J’avais parlé d’une traite, sans la regarder. Je fixais l’appareil téléphonique renversé. Il ressemblait à une bête morte. Je l’ai ramassé et j’ai mis le combiné sur sa fourche.

— Je suis un repris de justice, madame Dravet. Si la police apprend que nous avons passé une partie de la soirée ensemble, le suicide de votre mari va lui sembler louche, vous comprenez ? Maintenant je connais les flics, ils sont toujours disposés à imaginer le pire !

Elle s’est pris la tête à deux mains. Le cauchemar continuait pour elle. Il avait d’étranges prolongements.

— Pourtant, a-t-elle murmuré, on ne peut pas nous suspecter. Nous étions ensemble. Nous ne nous sommes pas quittés !

— Qui le prouve ? Vous et moi. Si la police imaginait une complicité de notre part, nous serions dans de vilains draps. On ne prête qu’aux riches. J’ai déjà tué quelqu’un, vous comprenez ?

Elle m’a jeté un regard effaré et elle a esquissé un léger mouvement de recul. Cette femme venait de réaliser que j’étais un meurtrier et elle éprouvait ce que tout le monde éprouve dans ce cas : une peur mêlée de répulsion.

— Partez !

— Oui, madame…

— Filez tout de suite d’ici ! a-t-elle insisté d’une voix grondante.

— Il faudrait peut-être que nous nous mettions d’accord…

— Non ! Je ne vous connais pas ! Dès que vous serez sorti d’ici, ce sera comme si je ne vous avais jamais vu, vous m’entendez ?

— Comme vous voudrez. Seulement la police…

— Je m’en charge ! Allez-vous-en !

J’ai quitté la chambre à reculons, déconcerté par son regard mauvais. Pendant les deux ou trois heures que nous avions passées ensemble, je l’avais crue faible et désemparée et soudain, dans l’adversité, elle devenait étrangement froide, déterminée. Elle ne se comportait plus du tout comme une victime. Il y avait dans tout son être quelque chose d’impitoyable qui me faisait mal. J’essayais de me rappeler la petite moue tendre qu’elle avait eue lorsque je l’avais prise dans mes bras.

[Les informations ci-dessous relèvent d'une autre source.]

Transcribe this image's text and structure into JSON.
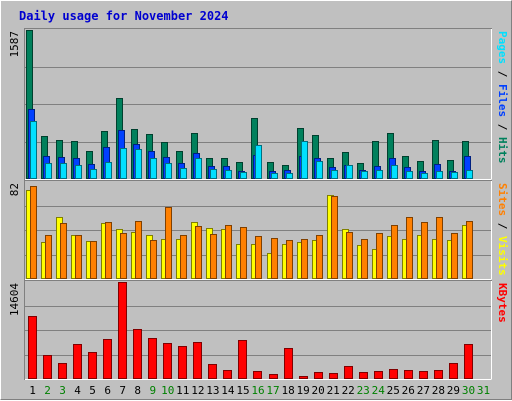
{
  "colors": {
    "background": "#C0C0C0",
    "hits": "#00805C",
    "files": "#0040FF",
    "pages": "#00E0FF",
    "visits": "#FFFF00",
    "sites": "#FF8000",
    "kbytes": "#FF0000",
    "weekday_label": "#000000",
    "weekend_label": "#008000",
    "title": "#0000D0"
  },
  "chart_data": {
    "type": "bar",
    "title": "Daily usage for November 2024",
    "categories": [
      "1",
      "2",
      "3",
      "4",
      "5",
      "6",
      "7",
      "8",
      "9",
      "10",
      "11",
      "12",
      "13",
      "14",
      "15",
      "16",
      "17",
      "18",
      "19",
      "20",
      "21",
      "22",
      "23",
      "24",
      "25",
      "26",
      "27",
      "28",
      "29",
      "30",
      "31"
    ],
    "weekend_days": [
      "2",
      "3",
      "9",
      "10",
      "16",
      "17",
      "23",
      "24",
      "30",
      "31"
    ],
    "panels": [
      {
        "name": "hits-files-pages",
        "ymax_label": "1587",
        "ylim": [
          0,
          1587
        ],
        "legend": [
          {
            "text": "Pages",
            "color": "#00E0FF"
          },
          {
            "text": " / ",
            "color": "#000000"
          },
          {
            "text": "Files",
            "color": "#0040FF"
          },
          {
            "text": " / ",
            "color": "#000000"
          },
          {
            "text": "Hits",
            "color": "#00805C"
          }
        ],
        "series": [
          {
            "name": "Hits",
            "color": "#00805C",
            "values": [
              1587,
              460,
              420,
              400,
              300,
              510,
              860,
              530,
              480,
              390,
              300,
              490,
              220,
              220,
              180,
              650,
              180,
              150,
              540,
              470,
              220,
              290,
              170,
              400,
              490,
              240,
              190,
              420,
              200,
              410,
              0
            ]
          },
          {
            "name": "Files",
            "color": "#0040FF",
            "values": [
              750,
              250,
              230,
              220,
              160,
              340,
              520,
              370,
              300,
              230,
              170,
              280,
              140,
              140,
              90,
              260,
              90,
              100,
              250,
              220,
              130,
              150,
              100,
              140,
              220,
              130,
              90,
              160,
              90,
              240,
              0
            ]
          },
          {
            "name": "Pages",
            "color": "#00E0FF",
            "values": [
              620,
              170,
              170,
              150,
              110,
              180,
              330,
              320,
              220,
              170,
              120,
              220,
              110,
              100,
              70,
              360,
              60,
              60,
              400,
              190,
              100,
              150,
              90,
              100,
              150,
              90,
              60,
              90,
              70,
              100,
              0
            ]
          }
        ]
      },
      {
        "name": "visits-sites",
        "ymax_label": "82",
        "ylim": [
          0,
          82
        ],
        "legend": [
          {
            "text": "Sites",
            "color": "#FF8000"
          },
          {
            "text": " / ",
            "color": "#000000"
          },
          {
            "text": "Visits",
            "color": "#FFFF00"
          }
        ],
        "series": [
          {
            "name": "Visits",
            "color": "#FFFF00",
            "values": [
              75,
              31,
              52,
              37,
              32,
              47,
              42,
              40,
              37,
              34,
              34,
              48,
              43,
              42,
              30,
              30,
              22,
              30,
              31,
              33,
              71,
              42,
              29,
              25,
              36,
              34,
              37,
              34,
              33,
              46,
              0
            ]
          },
          {
            "name": "Sites",
            "color": "#FF8000",
            "values": [
              79,
              37,
              47,
              37,
              32,
              48,
              39,
              49,
              33,
              61,
              37,
              45,
              38,
              46,
              44,
              36,
              35,
              33,
              34,
              37,
              70,
              40,
              34,
              39,
              46,
              52,
              48,
              52,
              39,
              49,
              0
            ]
          }
        ]
      },
      {
        "name": "kbytes",
        "ymax_label": "14604",
        "ylim": [
          0,
          14604
        ],
        "legend": [
          {
            "text": "KBytes",
            "color": "#FF0000"
          }
        ],
        "series": [
          {
            "name": "KBytes",
            "color": "#FF0000",
            "values": [
              9500,
              3600,
              2400,
              5300,
              4000,
              6000,
              14604,
              7600,
              6200,
              5400,
              4900,
              5500,
              2200,
              1400,
              5800,
              1200,
              700,
              4600,
              400,
              1000,
              900,
              1900,
              1000,
              1200,
              1500,
              1300,
              1200,
              1300,
              2400,
              5200,
              0
            ]
          }
        ]
      }
    ]
  }
}
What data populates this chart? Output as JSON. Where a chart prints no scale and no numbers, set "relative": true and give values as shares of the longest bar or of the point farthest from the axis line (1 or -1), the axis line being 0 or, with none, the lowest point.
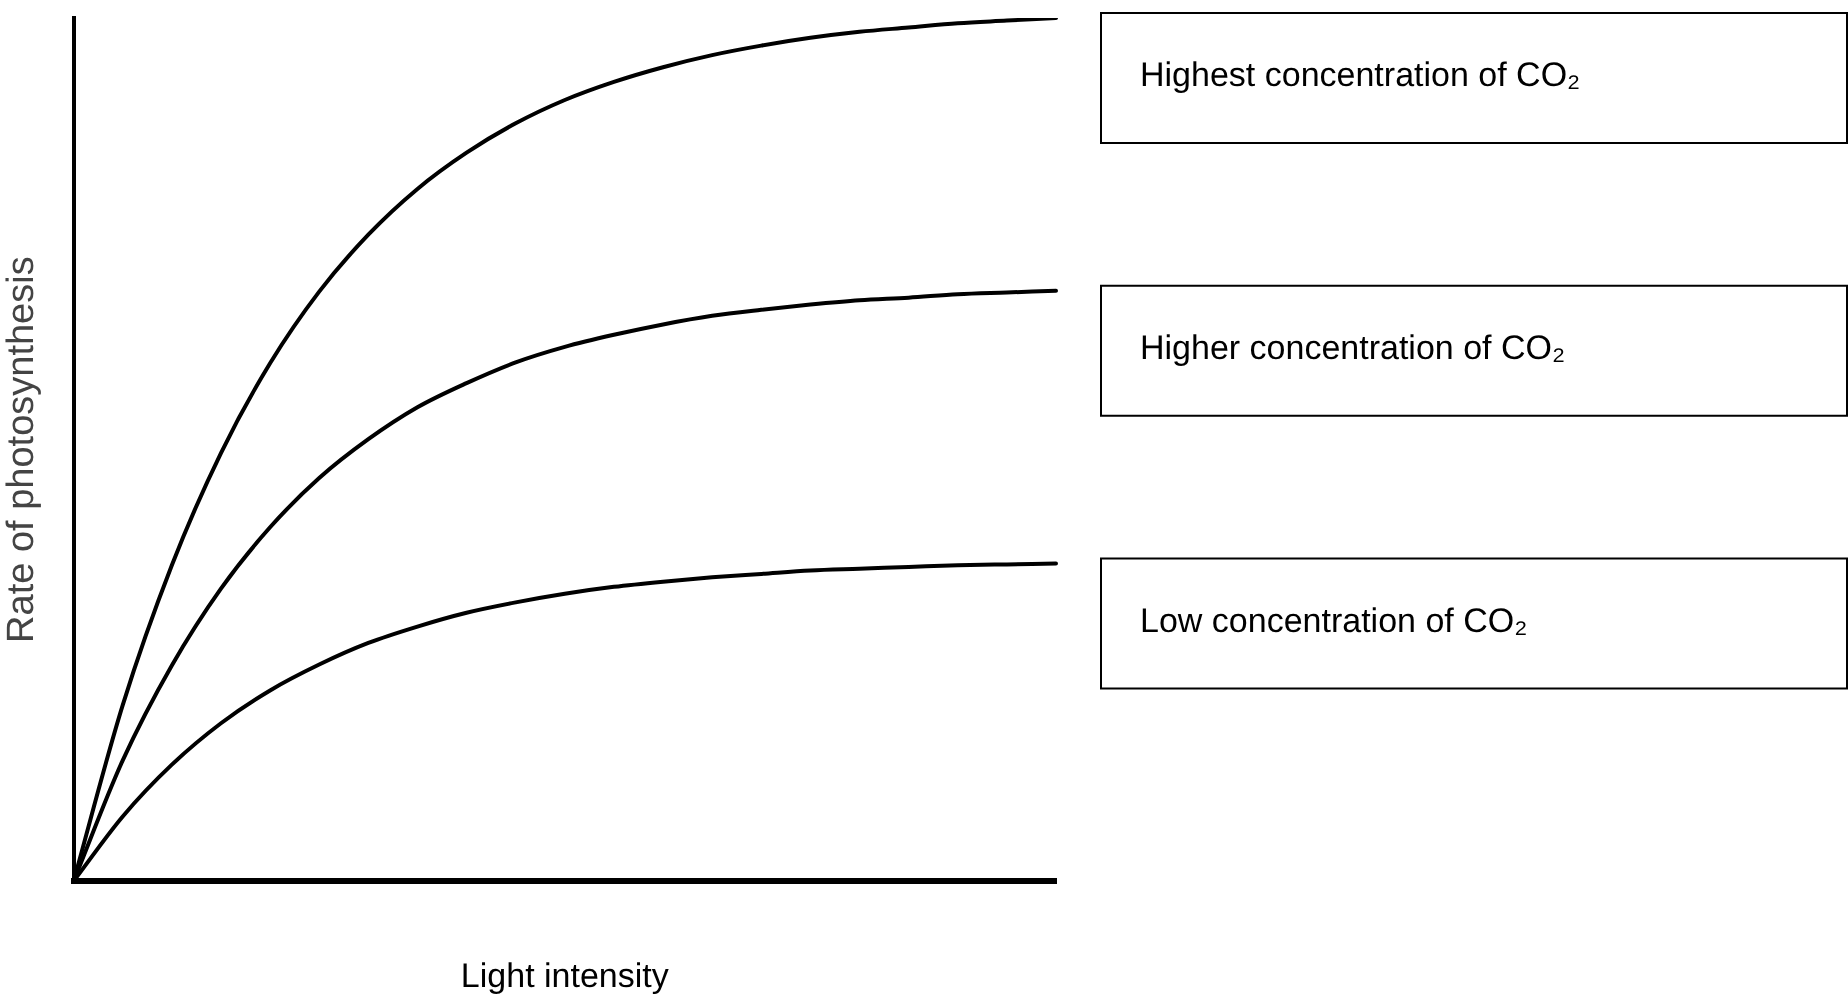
{
  "chart_data": {
    "type": "line",
    "relative": true,
    "xlabel": "Light intensity",
    "ylabel": "Rate of photosynthesis",
    "tick_labels": false,
    "grid": false,
    "marker": "none",
    "line_style": "solid",
    "categories": [
      null,
      null,
      null,
      null,
      null,
      null,
      null,
      null,
      null,
      null,
      null,
      null,
      null,
      null,
      null,
      null,
      null,
      null,
      null,
      null,
      null
    ],
    "series": [
      {
        "name": "Highest concentration of CO₂",
        "color": "#000000",
        "values": [
          0,
          0.204,
          0.366,
          0.496,
          0.6,
          0.683,
          0.749,
          0.802,
          0.844,
          0.878,
          0.905,
          0.926,
          0.943,
          0.957,
          0.968,
          0.977,
          0.984,
          0.989,
          0.994,
          0.997,
          1
        ]
      },
      {
        "name": "Higher concentration of CO₂",
        "color": "#000000",
        "values": [
          0,
          0.14,
          0.25,
          0.339,
          0.41,
          0.467,
          0.512,
          0.549,
          0.577,
          0.601,
          0.619,
          0.633,
          0.645,
          0.655,
          0.662,
          0.668,
          0.673,
          0.676,
          0.68,
          0.682,
          0.684
        ]
      },
      {
        "name": "Low concentration of CO₂",
        "color": "#000000",
        "values": [
          0,
          0.075,
          0.135,
          0.183,
          0.221,
          0.251,
          0.276,
          0.295,
          0.311,
          0.323,
          0.333,
          0.341,
          0.347,
          0.352,
          0.356,
          0.36,
          0.362,
          0.364,
          0.366,
          0.367,
          0.368
        ]
      }
    ]
  }
}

Ce n’était plus la même femme.

En me retrouvant dans le vestibule j’ai été dégrisé.

Il y avait un homme mort ici. Mol je me trouvais à son domicile sans raison avouable, et je sortais de prison !

Il me semblait que cet appartement était pavé de pièges à loups. J’allais sortir, mais je me suis souvenu de mon verre de cognac posé à cinquante centimètres du cadavre. Il devait comporter un magnifique échantillon de mes empreintes.

Je suis entré au salon pour le nettoyer avec mon mouchoir. J’ai frotté en outre le goulot de la grosse bouteille de cognac puis, par acquit de conscience, le rebord du bar roulant et le marbre de la cheminée. Ensuite j’ai fourbi la poignée de la porte du salon.

Comme je remettais le mouchoir dans la poche de mon pardessus, j’ai rencontré le carton tordu ayant contenu le sujet d’arbre de Noël. J’allais l’oublier ! Je doutais que des empreintes puissent s’imprimer sur cette surface rugueuse, mais il valait mieux ne rien laisser derrière moi.

Je me suis approché du sapin. J’ai tendu la main pour cueillir la petite cage argentée et je suis resté le bras en l’air, comme frappé de paralysie : la cage et son oiseau de velours avaient disparu.

J’ai écarté les branches du sapin pour voir si, par hasard, elle était tombée, mais j’ai eu beau chercher je ne l’ai vue nulle part. Quelqu’un l’avait fait disparaître.

J’ai entendu le pas de Mme Dravet dans le vestibule.

— Pas encore parti ? s’est-elle étonnée.